Ninety percent of children under the age of 1 and 30 percent of children between the ages of 1 and 5 who are infected with hepatitis B develop chronic infections. By contrast, just 6 percent of infected adults develop the chronic type of the disease.

What are the symptoms of hepatitis B in babies?

The majority of infected infants show no signs of disease, but symptoms of hepatitis B include fever, fatigue, vomiting, loss of appetite, and jaundice (yellowing of the skin and eyes).

symptoms of hepatitis B in babies

If you had hepatitis B when you gave birth, your baby ought to have gotten both the hepatitis B vaccine and an injection of immune globulin, which consists of antibodies versus the virus. If that’s the case, he must be checked when he’s about 9 to 15 months old to make sure the vaccination worked.

Can hepatitis B be prevented?

Yes. The AAP advises that infants consistently be immunized against hepatitis B. The hepatitis B shot will protect your child for about 15 years.

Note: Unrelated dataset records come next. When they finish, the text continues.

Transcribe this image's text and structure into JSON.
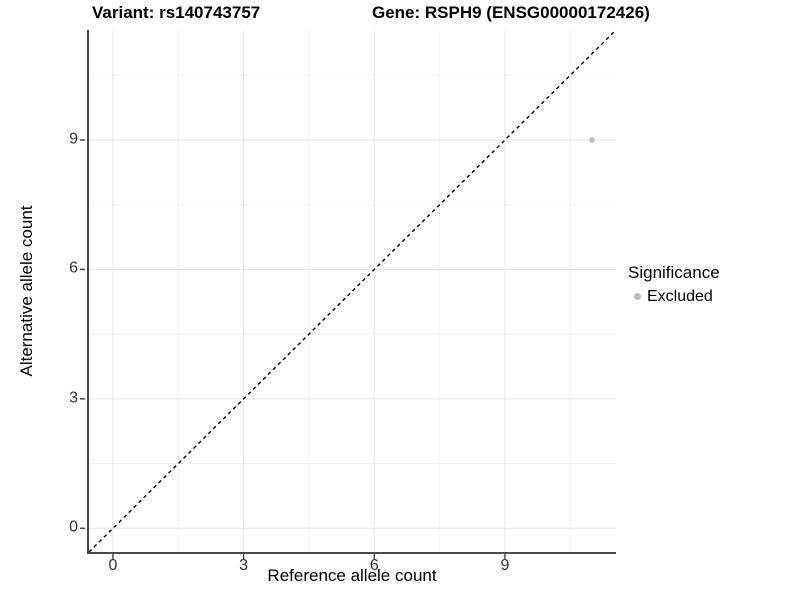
{
  "chart_data": {
    "type": "scatter",
    "title_left": "Variant: rs140743757",
    "title_right": "Gene: RSPH9 (ENSG00000172426)",
    "xlabel": "Reference allele count",
    "ylabel": "Alternative allele count",
    "xlim": [
      -0.55,
      11.55
    ],
    "ylim": [
      -0.55,
      11.55
    ],
    "x_breaks": [
      0,
      3,
      6,
      9
    ],
    "y_breaks": [
      0,
      3,
      6,
      9
    ],
    "x_minor_breaks": [
      1.5,
      4.5,
      7.5,
      10.5
    ],
    "y_minor_breaks": [
      1.5,
      4.5,
      7.5,
      10.5
    ],
    "grid": true,
    "identity_line": {
      "style": "dashed",
      "from": [
        -0.55,
        -0.55
      ],
      "to": [
        11.55,
        11.55
      ],
      "color": "#000000"
    },
    "series": [
      {
        "name": "Excluded",
        "color": "#bcbcbc",
        "points": [
          [
            11,
            9
          ]
        ]
      }
    ],
    "legend": {
      "title": "Significance",
      "position": "right",
      "entries": [
        {
          "label": "Excluded",
          "color": "#b9b9b9"
        }
      ]
    },
    "colors": {
      "major_grid": "#e6e6e6",
      "minor_grid": "#f2f2f2",
      "axis_line": "#4a4a4a",
      "tick_mark": "#4a4a4a",
      "tick_text": "#333333"
    }
  }
}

Mothers are normally tested for hepatitis B during pregnancy. Infants born to moms who are devoid of hepatitis B can be provided the first shot in between birth and 2 months, the second in between 1 and 4 months, and the third in between 6 and 18 months.

However if there’s any possibility that a baby’s mom is infected with hepatitis B, he’ll get his first shot within 12 hours of birth, along with an injection of immune globulin, which contains antibodies versus the virus. Then he’ll get the 2nd shot at 1 to 2 months, and the 3rd shot at 6 months.

What is hepatitis C?

The majority of people infected with hepatitis C have no symptoms and do not recognize they have the disease till liver damage is found after several years.

The infection is transferred through direct contact with human blood and other body fluids. Grownups may get hepatitis C from intravenous substance abuse. It’s also possible, though less common, to get hepatitis C from sexual contact with an infected individual.

A baby can get hepatitis C from his infected mom, however it’s uncommon. Hepatitis C is difficult to diagnose in a baby, and there’s no vaccine for it.